Mission
The mission of the Committee on Academic Citizenship is (1) to provide a forum for examining expanded roles and responsibilities of faculty members and administrators, as collaborative participants in an endeavor dedicated to serving the common good; (2) to initiate cross-disciplinary discussions on academic responsibility and civility as extensions of academic freedom; and (3) to explore the effects of changing expectations on our traditional roles.

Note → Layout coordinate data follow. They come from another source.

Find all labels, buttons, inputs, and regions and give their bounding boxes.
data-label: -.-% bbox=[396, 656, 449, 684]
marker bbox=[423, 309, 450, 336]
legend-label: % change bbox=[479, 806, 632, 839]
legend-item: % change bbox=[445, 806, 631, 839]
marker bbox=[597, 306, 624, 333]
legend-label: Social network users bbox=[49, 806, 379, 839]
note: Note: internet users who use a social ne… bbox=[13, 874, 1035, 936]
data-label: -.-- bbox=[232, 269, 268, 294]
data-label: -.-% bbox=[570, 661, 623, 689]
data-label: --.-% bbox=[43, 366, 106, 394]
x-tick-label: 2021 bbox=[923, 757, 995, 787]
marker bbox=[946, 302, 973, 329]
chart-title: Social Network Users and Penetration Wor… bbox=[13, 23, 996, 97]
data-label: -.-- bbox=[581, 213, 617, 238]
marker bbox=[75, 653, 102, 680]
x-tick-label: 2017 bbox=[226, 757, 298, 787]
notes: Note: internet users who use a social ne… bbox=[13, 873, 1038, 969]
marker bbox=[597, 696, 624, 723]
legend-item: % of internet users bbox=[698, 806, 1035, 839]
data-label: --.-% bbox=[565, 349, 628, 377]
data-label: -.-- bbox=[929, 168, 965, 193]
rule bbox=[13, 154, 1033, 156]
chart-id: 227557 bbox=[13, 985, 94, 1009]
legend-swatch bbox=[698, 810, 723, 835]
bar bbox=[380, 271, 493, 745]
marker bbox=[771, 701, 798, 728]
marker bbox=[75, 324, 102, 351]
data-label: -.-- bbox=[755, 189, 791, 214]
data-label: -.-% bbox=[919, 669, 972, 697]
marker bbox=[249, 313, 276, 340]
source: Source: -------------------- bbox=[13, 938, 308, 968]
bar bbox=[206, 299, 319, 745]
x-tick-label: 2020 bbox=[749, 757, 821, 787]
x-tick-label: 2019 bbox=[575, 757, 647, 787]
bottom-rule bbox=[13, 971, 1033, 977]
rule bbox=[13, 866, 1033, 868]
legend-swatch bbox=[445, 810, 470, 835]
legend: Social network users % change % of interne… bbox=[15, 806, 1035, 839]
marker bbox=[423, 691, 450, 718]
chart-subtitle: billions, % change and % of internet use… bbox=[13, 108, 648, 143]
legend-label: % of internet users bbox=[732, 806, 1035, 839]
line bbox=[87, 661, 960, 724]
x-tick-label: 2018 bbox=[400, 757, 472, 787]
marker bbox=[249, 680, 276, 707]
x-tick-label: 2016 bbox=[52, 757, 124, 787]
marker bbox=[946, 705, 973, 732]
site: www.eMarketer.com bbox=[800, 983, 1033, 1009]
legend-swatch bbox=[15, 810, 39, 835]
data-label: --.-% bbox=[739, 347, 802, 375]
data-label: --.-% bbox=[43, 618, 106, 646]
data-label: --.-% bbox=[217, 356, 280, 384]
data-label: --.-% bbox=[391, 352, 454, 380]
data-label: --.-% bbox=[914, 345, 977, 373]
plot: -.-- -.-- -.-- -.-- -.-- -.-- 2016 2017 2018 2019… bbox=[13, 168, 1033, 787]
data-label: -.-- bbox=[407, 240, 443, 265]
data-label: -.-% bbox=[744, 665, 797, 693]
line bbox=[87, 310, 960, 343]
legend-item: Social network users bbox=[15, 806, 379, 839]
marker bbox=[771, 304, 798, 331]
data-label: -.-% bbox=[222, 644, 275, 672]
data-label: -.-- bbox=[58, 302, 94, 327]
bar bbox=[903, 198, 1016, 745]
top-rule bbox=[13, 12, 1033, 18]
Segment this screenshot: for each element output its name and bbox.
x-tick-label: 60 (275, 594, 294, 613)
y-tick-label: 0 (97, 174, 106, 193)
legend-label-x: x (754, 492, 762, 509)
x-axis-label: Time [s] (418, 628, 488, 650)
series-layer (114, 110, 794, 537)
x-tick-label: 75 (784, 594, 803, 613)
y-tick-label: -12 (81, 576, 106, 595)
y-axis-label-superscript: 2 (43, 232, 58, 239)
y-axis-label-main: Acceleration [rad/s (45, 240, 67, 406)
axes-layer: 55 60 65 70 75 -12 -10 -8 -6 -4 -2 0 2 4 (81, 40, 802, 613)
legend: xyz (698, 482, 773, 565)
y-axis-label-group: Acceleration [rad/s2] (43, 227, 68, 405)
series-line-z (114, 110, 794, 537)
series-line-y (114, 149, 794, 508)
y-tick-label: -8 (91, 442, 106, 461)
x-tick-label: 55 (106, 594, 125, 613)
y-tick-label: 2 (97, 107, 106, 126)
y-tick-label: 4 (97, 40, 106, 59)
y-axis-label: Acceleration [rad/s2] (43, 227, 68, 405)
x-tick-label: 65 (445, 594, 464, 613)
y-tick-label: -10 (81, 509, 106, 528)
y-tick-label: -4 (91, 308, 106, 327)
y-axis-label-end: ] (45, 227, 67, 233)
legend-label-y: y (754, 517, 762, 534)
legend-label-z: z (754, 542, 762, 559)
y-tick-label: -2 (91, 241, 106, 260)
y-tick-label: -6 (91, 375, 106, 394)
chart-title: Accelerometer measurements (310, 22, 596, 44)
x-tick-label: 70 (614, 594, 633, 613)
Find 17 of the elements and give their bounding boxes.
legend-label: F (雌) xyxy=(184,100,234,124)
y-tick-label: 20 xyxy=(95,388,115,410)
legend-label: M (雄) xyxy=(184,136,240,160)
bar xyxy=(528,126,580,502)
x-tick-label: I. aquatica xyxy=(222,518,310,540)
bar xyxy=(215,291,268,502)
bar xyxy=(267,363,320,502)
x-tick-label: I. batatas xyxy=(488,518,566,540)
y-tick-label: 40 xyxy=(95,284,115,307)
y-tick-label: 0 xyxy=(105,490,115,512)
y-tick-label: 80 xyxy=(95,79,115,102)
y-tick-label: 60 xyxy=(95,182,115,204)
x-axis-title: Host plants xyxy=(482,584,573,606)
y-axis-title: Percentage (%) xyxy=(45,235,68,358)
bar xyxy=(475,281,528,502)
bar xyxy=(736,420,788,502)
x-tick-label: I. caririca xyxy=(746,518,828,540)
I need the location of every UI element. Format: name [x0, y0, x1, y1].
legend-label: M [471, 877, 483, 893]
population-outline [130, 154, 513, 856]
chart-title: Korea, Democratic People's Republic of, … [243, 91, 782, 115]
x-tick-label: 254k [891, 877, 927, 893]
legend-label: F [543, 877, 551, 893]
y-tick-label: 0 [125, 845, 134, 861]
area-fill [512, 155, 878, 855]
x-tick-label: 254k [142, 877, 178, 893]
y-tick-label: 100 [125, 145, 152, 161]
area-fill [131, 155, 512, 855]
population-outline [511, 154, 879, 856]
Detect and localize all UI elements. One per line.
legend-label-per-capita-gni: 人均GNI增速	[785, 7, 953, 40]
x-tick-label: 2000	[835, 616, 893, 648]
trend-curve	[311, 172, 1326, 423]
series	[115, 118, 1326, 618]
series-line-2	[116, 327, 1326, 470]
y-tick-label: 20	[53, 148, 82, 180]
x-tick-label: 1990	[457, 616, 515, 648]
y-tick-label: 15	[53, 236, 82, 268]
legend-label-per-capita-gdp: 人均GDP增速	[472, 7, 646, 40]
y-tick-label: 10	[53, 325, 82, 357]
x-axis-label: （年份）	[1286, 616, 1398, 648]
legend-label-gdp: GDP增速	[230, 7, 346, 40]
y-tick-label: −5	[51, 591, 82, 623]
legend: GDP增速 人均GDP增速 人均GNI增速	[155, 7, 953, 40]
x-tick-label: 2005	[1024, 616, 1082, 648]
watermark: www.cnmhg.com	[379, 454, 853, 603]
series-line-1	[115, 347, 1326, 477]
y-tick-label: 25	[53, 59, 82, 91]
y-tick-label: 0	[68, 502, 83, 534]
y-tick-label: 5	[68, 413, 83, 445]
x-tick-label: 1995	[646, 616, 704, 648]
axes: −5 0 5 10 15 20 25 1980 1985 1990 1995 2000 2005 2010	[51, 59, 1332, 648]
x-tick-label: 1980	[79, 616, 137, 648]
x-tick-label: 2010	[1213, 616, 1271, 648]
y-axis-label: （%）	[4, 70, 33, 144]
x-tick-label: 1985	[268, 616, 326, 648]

About Academic Citizenship
Responsible Academic Citizenship demands engaged, collegial, civil, collaborative participation in the full life of the college/conservatory/university, an awareness of the institution's strategic goals and active contribution to their achievement, and a willingness to integrate meaningfully the demands of our discipline with the needs and expectations of our students and of the civic community. The Academic Citizenship initiative provides the opportunity for the Society's membership to consider together what it means to be an academic professional in the context of the whole academic community. What makes a person not only a good instructor in the realm of his expertise, but a good citizen of the university? Embedded in the identity of each music unit is the capacity to think beyond the individual, to contribute knowledge, skills, values, and motivation to the crucial work of the entire academy.
In those institutions where waning civility is in evidence, faculty often perceive administrators as narcissistic, power-proud bullies; administrators suspect that faculty members may have an unearned sense of entitlement; and members of the public see both as spoiled, ungrateful brats, too wrapped up in themselves to know when they "have it good."
Colleges and universities are no longer islands of learning where the keepers of knowledge commune in splendid isolation. All institutions have "stakeholders" and must work and be understood to work for the betterment of society. Responsible Academic Citizenship demands engaged, collegial, civil, collaborative participation in the full life of the college/conservatory/university; and awareness of the institution’s strategic goals and active contribution to their achievement; and a willingness to integrate meaningfully the demands of our discipline with the needs and expectations of our students and of the civic community.
The Academic Citizenship Committee
- provides a forum for examining expanded roles and responsibilities of faculty members and administrators as collaborative participants in an endeavor dedicated to serving the common good;
- explores the effects of changing expectations on our traditional roles;
- initiates cross-disciplinary discussions on academic responsibility and civility as extensions of academic freedom.